L’OBJET DE LA CONTESTATION
[7] L’employeur demande à la Commission des lésions professionnelles de déclarer qu’il a droit au transfert des coûts reliés à l’accident du travail subi par le travailleur puisque cet accident est attribuable à un tiers.
LES FAITS
[8] Du dossier constitué par la Commission des lésions professionnelles et des admissions faites par les parties, le tribunal retient les éléments pertinents suivants.
[9] Monsieur Boutin est policier à l’emploi de la Sûreté du Québec.
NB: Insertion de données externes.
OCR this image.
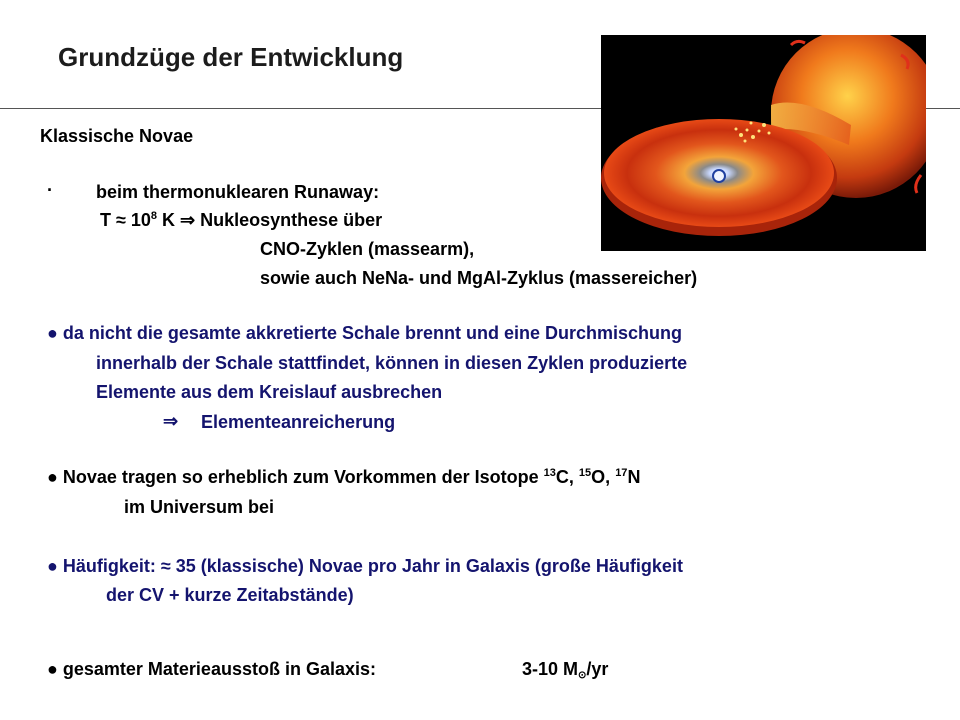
Grundzüge der Entwicklung
Klassische Novae
· beim thermonuklearen Runaway:
$T \approx 10^8$ K ⇒ Nukleosynthese über
CNO-Zyklen (massearm),
sowie auch NeNa- und MgAl-Zyklus (massereicher)
● da nicht die gesamte akkretierte Schale brennt und eine Durchmischung
innerhalb der Schale stattfindet, können in diesen Zyklen produzierte
Elemente aus dem Kreislauf ausbrechen
⇒ Elementeanreicherung
● Novae tragen so erheblich zum Vorkommen der Isotope $^{13}$C, $^{15}$O, $^{17}$N
im Universum bei
● Häufigkeit: ≈ 35 (klassische) Novae pro Jahr in Galaxis (große Häufigkeit
der CV + kurze Zeitabstände)
● gesamter Materieausstoß in Galaxis:	3-10 $M_⊙/yr$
[10] Il est admis par les parties que cette organisation compte 7180 employés, dont 4082 policiers affectés à la Direction de la Surveillance du territoire, incluant la patrouille routière. De ces 4082 policiers, la majorité sont des patrouilleurs mais certains sont des policiers cadres-officiers qui effectuent des fonctions de gestion et non de patrouille. Les 3148 autres employés sont des policiers affectés à d’autres secteurs d’activités et des employés civils (2010) (SQ-1).
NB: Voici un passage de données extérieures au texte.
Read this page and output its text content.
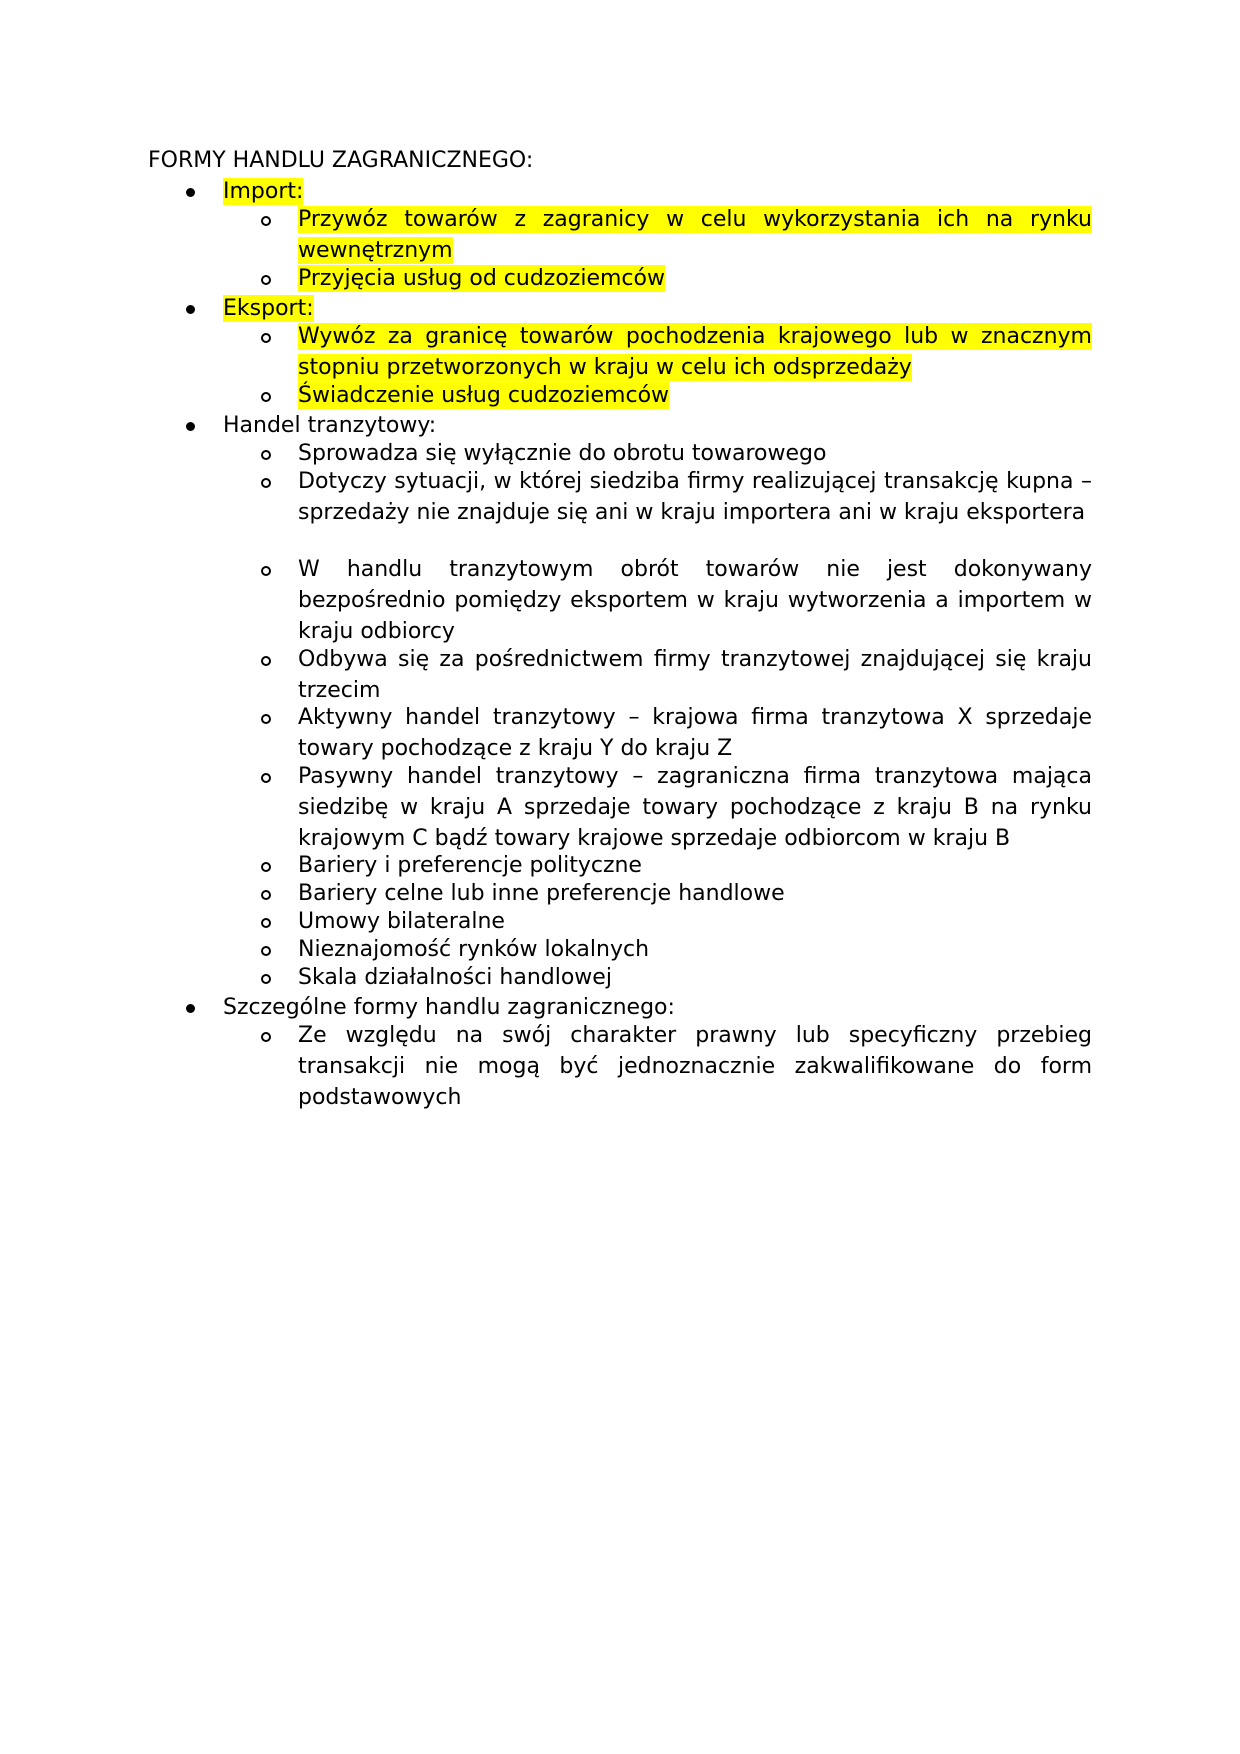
FORMY HANDLU ZAGRANICZNEGO:
Import:
Przywóz towarów z zagranicy w celu wykorzystania ich na rynku wewnętrznym
Przyjęcia usług od cudzoziemców
Eksport:
Wywóz za granicę towarów pochodzenia krajowego lub w znacznym stopniu przetworzonych w kraju w celu ich odsprzedaży
Świadczenie usług cudzoziemców
Handel tranzytowy:
Sprowadza się wyłącznie do obrotu towarowego
Dotyczy sytuacji, w której siedziba firmy realizującej transakcję kupna – sprzedaży nie znajduje się ani w kraju importera ani w kraju eksportera
W handlu tranzytowym obrót towarów nie jest dokonywany bezpośrednio pomiędzy eksportem w kraju wytworzenia a importem w kraju odbiorcy
Odbywa się za pośrednictwem firmy tranzytowej znajdującej się kraju trzecim
Aktywny handel tranzytowy – krajowa firma tranzytowa X sprzedaje towary pochodzące z kraju Y do kraju Z
Pasywny handel tranzytowy – zagraniczna firma tranzytowa mająca siedzibę w kraju A sprzedaje towary pochodzące z kraju B na rynku krajowym C bądź towary krajowe sprzedaje odbiorcom w kraju B
Bariery i preferencje polityczne
Bariery celne lub inne preferencje handlowe
Umowy bilateralne
Nieznajomość rynków lokalnych
Skala działalności handlowej
Szczególne formy handlu zagranicznego:
Ze względu na swój charakter prawny lub specyficzny przebieg transakcji nie mogą być jednoznacznie zakwalifikowane do form podstawowych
[11] Il est également admis que la Sûreté du Québec est classée dans l’unité de classification 58040 qui correspond aux Services de l’administration provinciale pour les années 2005 à 2007. Auparavant, l’employeur était classé dans l’unité 72010 qui correspond aux Services de détention (SQ-1 et CSST-5).
[12] Le 31 octobre 2004, le travailleur conduit un véhicule de la Sûreté du Québec pour retourner au bureau, à la suite d’une enquête. Il est impliqué dans un accident de la route lorsqu’il est frappé par un autre véhicule s’engageant dans l’intersection malgré la présence d’un feu rouge.
[13] Il appert du rapport du service de police de la Ville de Montréal que l’autre conducteur croyait que le feu vert lui était destiné. Le policier indique dans son rapport que les feux de circulation à cet endroit sont inadéquats et rendent l’intersection dangereuse. Il ajoute qu’il est fortement recommandé de changer la configuration des feux de circulation pour éviter des problèmes d’interprétation.
[14] La CSST accepte la réclamation du travailleur.
[15] Le 7 décembre 2004, l’employeur adresse à la CSST une demande de transfert de coûts en vertu de l’article 326 de la Loi sur les accidents du travail et les maladies professionnelles[1] (la loi).
[16] Le 9 décembre 2005, la CSST refuse la demande de transfert de coûts présentée par l’employeur. Elle déclare que même si l’accident était attribuable à un tiers, il n’est pas injuste d’en imputer les coûts à l’employeur puisque cet accident fait partie des risques inhérents à ses activités.
[17] Cette décision est confirmée le 5 mai 2006 à la suite d’une révision administrative, d’où le présent litige.
LES MOTIFS DE LA DÉCISION
[18] Le tribunal doit décider si l’employeur a droit au transfert des coûts reliés à l’accident du travail subi par le travailleur en date du 31 octobre 2004 et ce, en vertu de l’article 326 de la loi :
326. La Commission impute à l'employeur le coût des prestations dues en raison d'un accident du travail survenu à un travailleur alors qu'il était à son emploi.
Elle peut également, de sa propre initiative ou à la demande d'un employeur, imputer le coût des prestations dues en raison d'un accident du travail aux employeurs d'une, de plusieurs ou de toutes les unités lorsque l'imputation faite en vertu du premier alinéa aurait pour effet de faire supporter injustement à un employeur le coût des prestations dues en raison d'un accident du travail attribuable à un tiers ou d'obérer injustement un employeur.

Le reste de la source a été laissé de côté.